Today in History: April 2, Pope John Paul II dies at 84

FILE -- The first appearence of Pope John Paul II after his election on Oct. 16, 1978 at the balcony of Peters Dome at the Vatican. The pontiff died on Saturday, April 2, 2005. (AP Photo/Massimo Sambucetti)

FILE -- The first appearence of Pope John Paul II after his election on Oct. 16, 1978 at the balcony of Peters Dome at the Vatican. The pontiff died on Saturday, April 2, 2005. (AP Photo/Massimo Sambucetti)

Today in History:

On April 2, 2005, John Paul II, the Polish pope born Karol Józef Wojtyła, who became one of the most influential leaders of the 20th and early 21st centuries while working to build a moral foundation in the modern world and playing a crucial role in overthrowing communism, died in his Vatican apartment at age 84.

On this date:

In 1792, Congress passed the Coinage Act, which authorized establishment of the U.S. Mint.

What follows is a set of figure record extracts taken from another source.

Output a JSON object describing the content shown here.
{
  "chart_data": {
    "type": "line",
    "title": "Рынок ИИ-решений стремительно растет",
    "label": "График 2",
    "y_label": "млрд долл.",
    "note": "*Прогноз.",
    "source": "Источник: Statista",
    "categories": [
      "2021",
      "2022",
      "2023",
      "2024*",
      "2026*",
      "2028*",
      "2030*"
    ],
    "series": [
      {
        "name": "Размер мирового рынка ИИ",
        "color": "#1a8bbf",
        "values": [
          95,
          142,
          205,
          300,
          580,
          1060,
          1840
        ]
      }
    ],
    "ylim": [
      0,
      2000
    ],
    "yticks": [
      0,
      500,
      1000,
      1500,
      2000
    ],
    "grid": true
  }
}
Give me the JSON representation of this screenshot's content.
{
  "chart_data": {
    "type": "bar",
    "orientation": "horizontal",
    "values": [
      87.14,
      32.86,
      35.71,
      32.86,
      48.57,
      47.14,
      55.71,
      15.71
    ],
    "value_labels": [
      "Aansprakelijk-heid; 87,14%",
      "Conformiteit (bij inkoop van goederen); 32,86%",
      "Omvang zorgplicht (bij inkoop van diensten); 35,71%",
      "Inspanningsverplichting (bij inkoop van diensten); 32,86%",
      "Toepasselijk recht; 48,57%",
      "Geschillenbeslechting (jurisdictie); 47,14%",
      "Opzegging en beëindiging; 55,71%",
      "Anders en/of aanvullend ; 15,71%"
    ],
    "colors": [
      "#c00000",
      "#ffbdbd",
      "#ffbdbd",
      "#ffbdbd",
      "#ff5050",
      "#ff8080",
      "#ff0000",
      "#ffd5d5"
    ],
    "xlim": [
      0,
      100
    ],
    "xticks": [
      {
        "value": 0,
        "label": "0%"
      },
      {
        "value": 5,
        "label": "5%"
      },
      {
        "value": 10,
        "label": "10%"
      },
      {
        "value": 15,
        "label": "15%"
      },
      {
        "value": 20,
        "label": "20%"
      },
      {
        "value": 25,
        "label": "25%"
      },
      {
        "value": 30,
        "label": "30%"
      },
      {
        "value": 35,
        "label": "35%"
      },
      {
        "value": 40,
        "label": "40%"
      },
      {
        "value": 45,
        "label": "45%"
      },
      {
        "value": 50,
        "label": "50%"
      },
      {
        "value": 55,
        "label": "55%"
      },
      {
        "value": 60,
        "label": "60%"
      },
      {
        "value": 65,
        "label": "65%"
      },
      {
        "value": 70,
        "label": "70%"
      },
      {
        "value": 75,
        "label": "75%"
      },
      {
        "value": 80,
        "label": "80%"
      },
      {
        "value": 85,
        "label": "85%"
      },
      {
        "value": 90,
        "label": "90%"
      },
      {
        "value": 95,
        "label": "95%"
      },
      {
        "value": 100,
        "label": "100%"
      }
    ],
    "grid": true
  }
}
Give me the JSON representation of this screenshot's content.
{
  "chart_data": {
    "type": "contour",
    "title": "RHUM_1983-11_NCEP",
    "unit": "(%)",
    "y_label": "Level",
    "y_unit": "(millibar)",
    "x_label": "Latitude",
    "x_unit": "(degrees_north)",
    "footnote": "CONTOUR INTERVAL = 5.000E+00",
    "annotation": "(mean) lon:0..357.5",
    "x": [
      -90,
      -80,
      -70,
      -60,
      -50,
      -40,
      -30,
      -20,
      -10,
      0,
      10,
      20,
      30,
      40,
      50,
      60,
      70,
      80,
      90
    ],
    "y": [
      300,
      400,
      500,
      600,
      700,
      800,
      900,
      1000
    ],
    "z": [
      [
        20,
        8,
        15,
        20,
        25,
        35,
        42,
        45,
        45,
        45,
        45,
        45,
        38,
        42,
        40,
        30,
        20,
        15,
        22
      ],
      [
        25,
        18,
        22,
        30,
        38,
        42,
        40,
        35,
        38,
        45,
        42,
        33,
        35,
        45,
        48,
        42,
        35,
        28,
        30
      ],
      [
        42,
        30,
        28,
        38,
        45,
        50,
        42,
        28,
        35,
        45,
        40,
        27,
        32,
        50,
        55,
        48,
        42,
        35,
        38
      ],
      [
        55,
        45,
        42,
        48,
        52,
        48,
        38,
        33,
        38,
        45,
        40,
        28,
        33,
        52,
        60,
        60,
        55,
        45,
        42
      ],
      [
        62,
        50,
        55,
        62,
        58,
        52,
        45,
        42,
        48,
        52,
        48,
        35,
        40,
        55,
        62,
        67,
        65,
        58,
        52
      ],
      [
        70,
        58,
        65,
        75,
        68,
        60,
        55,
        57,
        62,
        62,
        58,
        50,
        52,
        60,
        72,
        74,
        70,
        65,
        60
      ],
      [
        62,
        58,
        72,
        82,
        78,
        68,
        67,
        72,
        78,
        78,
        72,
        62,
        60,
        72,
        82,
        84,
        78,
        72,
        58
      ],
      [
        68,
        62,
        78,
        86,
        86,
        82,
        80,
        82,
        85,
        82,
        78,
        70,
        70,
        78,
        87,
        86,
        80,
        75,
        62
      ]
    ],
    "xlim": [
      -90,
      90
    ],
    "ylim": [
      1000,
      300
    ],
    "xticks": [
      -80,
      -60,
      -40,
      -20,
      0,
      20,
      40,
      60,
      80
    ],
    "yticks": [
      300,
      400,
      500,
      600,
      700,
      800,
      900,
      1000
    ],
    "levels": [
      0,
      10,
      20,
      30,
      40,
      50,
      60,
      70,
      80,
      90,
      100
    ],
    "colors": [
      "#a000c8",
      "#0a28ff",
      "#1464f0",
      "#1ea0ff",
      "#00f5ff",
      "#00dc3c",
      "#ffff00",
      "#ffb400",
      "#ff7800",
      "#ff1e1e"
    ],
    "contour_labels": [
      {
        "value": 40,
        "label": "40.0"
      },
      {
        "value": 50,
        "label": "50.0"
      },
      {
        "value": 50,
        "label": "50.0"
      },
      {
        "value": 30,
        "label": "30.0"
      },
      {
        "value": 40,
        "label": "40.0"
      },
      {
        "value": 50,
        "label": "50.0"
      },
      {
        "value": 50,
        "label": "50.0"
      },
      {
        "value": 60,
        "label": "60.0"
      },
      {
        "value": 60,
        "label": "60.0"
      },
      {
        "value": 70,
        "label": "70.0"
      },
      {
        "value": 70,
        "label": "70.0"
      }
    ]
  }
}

In 1865, Confederate President Jefferson Davis and most of his Cabinet fled the Confederate capital of Richmond, Virginia, because of advancing Union forces.

In 1912, the just-completed RMS Titanic left Belfast to begin its sea trials eight days before the start of its ill-fated maiden voyage.

In 1917, President Woodrow Wilson asked Congress to declare war against Germany, saying, “The world must be made safe for democracy.” (Congress declared war four days later.)

In 1982, several thousand troops from Argentina seized the disputed Falkland Islands, located in the south Atlantic, from Britain. (Britain seized the islands back the following June.)

In 1986, four American passengers, including an 8-month-old girl, her mother and her grandmother, were killed when a terrorist bomb exploded aboard a TWA jetliner en route from Rome to Athens, Greece; the remaining 110 passengers survived.

In 1992, mob boss John Gotti was convicted in New York of murder and racketeering; he was later sentenced to life, and died in prison.

In 1995, after a work stoppage lasting nearly eight months, baseball owners accepted the players’ union offer to play without a contract.

In 2002, Israel seized control of Bethlehem; Palestinian gunmen forced their way into the Church of the Nativity, the traditional birthplace of Jesus, where they began a 39-day standoff.

In 2003, during the Iraq War, American forces fought their way to within sight of the Baghdad skyline.

In 2007, in its first case on climate change, the U.S. Supreme Court, in Massachusetts v. Environmental Protection Agency, ruled 5-4 that carbon dioxide and other greenhouse gases were air pollutants under the Clean Air Act.

In 2012, a gunman killed seven people at Oikos University, a Christian school in Oakland, California. (The shooter, One Goh, died in 2019 while serving a life prison sentence.)

In 2013, North Korea said it would restart its long-shuttered plutonium reactor and increase production of nuclear weapons material in what outsiders saw as its latest attempt to extract U.S. concessions by raising fears of war.

In 2017, Coach Dawn Staley and South Carolina won their first women’s NCAA championship with a 67-55 victory over Mississippi State.

In 2018, anti-apartheid activist Winnie Madikizela-Mandela, who’d been married for nearly 38 years to Nelson Mandela, died in a Johannesburg hospital at age 81.

In 2020, the number of confirmed coronavirus cases worldwide passed the 1 million mark, according to a tally by Johns Hopkins University.

In 2021, rapper DMX was rushed from his home to a suburban New York hospital after going into cardiac arrest; he died a week later.